İyi ki doğdun Sarah Brightman
Şimdi yeni bir albüm değil ama doğum günü haberimiz var. Bugün çağın en ünlü sopranolarından Sarah Brigthman’ın doğum günü. Son olarak 2018 yılında ‘Hymn’ adlı albümü yayınlayan Brightman bugüne kadar elde ettiği satış rakamlarıyla alanında dünyanın en başarılı isimlerinden biri oldu. 14 Ağustos 1960 yılında İngiltere’de dünyaya gelen Brightman, kariyeri boyunca 65 milyon albüm sattı.
Eski eşi ünlü müzisyen Andrew Lloyd Weber’in yönettiği ‘The Phantom of the Opera’ müzikali ile ününe ün katan Brightman, Başta Andrea Bocelli gibi ünlü isimlerle düetlere imza atan İngiliz soprano, Türkiye’de de özellikle ‘Harem’ albümüyle büyük bir bilinirlik elde etmişti. 2003 yılında yayınlanan albümün tüm altyapıları oryantal unsurlar taşırken Brightman, her zamaki gibi sesiyle dinleyicileir kendisine hayran bırakmıştı. Klasik müziğin mevcut kalıpları içerisinde kalması gerektiğini savunanlar tarafından kimi zaman eleştirilere maruz kalan müzisyen, kendisine has üslubuyla popüler eserleri de seslendirdi.

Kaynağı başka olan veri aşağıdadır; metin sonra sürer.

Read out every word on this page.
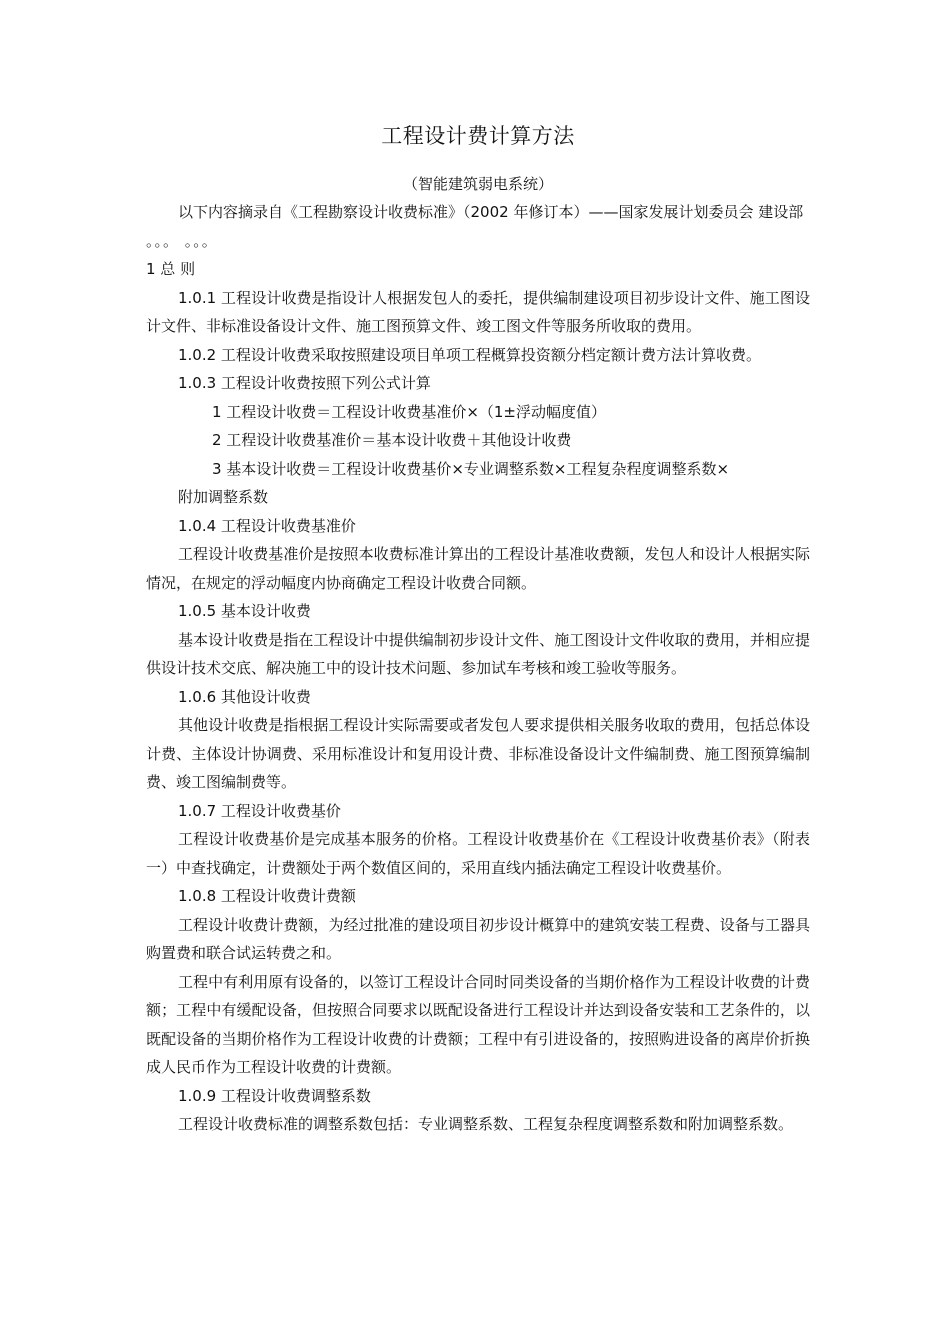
工程设计费计算方法

（智能建筑弱电系统）

以下内容摘录自《工程勘察设计收费标准》（2002 年修订本）——国家发展计划委员会 建设部

。。。 。。。

1 总 则

1.0.1 工程设计收费是指设计人根据发包人的委托，提供编制建设项目初步设计文件、施工图设计文件、非标准设备设计文件、施工图预算文件、竣工图文件等服务所收取的费用。

1.0.2 工程设计收费采取按照建设项目单项工程概算投资额分档定额计费方法计算收费。

1.0.3 工程设计收费按照下列公式计算

1 工程设计收费＝工程设计收费基准价×（1±浮动幅度值）

2 工程设计收费基准价＝基本设计收费＋其他设计收费

3 基本设计收费＝工程设计收费基价×专业调整系数×工程复杂程度调整系数×

附加调整系数

1.0.4 工程设计收费基准价

工程设计收费基准价是按照本收费标准计算出的工程设计基准收费额，发包人和设计人根据实际情况，在规定的浮动幅度内协商确定工程设计收费合同额。

1.0.5 基本设计收费

基本设计收费是指在工程设计中提供编制初步设计文件、施工图设计文件收取的费用，并相应提供设计技术交底、解决施工中的设计技术问题、参加试车考核和竣工验收等服务。

1.0.6 其他设计收费

其他设计收费是指根据工程设计实际需要或者发包人要求提供相关服务收取的费用，包括总体设计费、主体设计协调费、采用标准设计和复用设计费、非标准设备设计文件编制费、施工图预算编制费、竣工图编制费等。

1.0.7 工程设计收费基价

工程设计收费基价是完成基本服务的价格。工程设计收费基价在《工程设计收费基价表》（附表一）中查找确定，计费额处于两个数值区间的，采用直线内插法确定工程设计收费基价。

1.0.8 工程设计收费计费额

工程设计收费计费额，为经过批准的建设项目初步设计概算中的建筑安装工程费、设备与工器具购置费和联合试运转费之和。

工程中有利用原有设备的，以签订工程设计合同时同类设备的当期价格作为工程设计收费的计费额；工程中有缓配设备，但按照合同要求以既配设备进行工程设计并达到设备安装和工艺条件的，以既配设备的当期价格作为工程设计收费的计费额；工程中有引进设备的，按照购进设备的离岸价折换成人民币作为工程设计收费的计费额。

1.0.9 工程设计收费调整系数

工程设计收费标准的调整系数包括：专业调整系数、工程复杂程度调整系数和附加调整系数。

Öyle ki albümlerinde elektronik altyapılara dahi yer verdi. Portekiz’in fado kraliçesi Dulce Pontes’e ait ‘Cançao do Mar’ şarkısnı İngilizce sözlerle yeniden yorumlayıp ‘Harem’ adıyla yayınlayan Brightman oryantal ve elektronik unsurları da cömertçe kullanmıştı.
2014 yılında İstanbul’da konser veren Sarah Brightman’a ne yazık o tarihten bu yana hasretiz. Üç oktavı aşan sesiyle dikkat çeken İngiliz sopranonun Spotify verilerine göre en çok dinlendiği beş kent arasında İstanbul olmasa da bir sonraki beşte yer almış olması muhtemel. 1973 yılında henüz 13 yaşındayken müzikallerle adım attığı sahne dünyasında aradan geçen 50 yılda var olmayı sürdüren Brigthman, son olarak 2019’da bir Noel klasiği olan ‘O Holy Night’ı yorumlamıştı.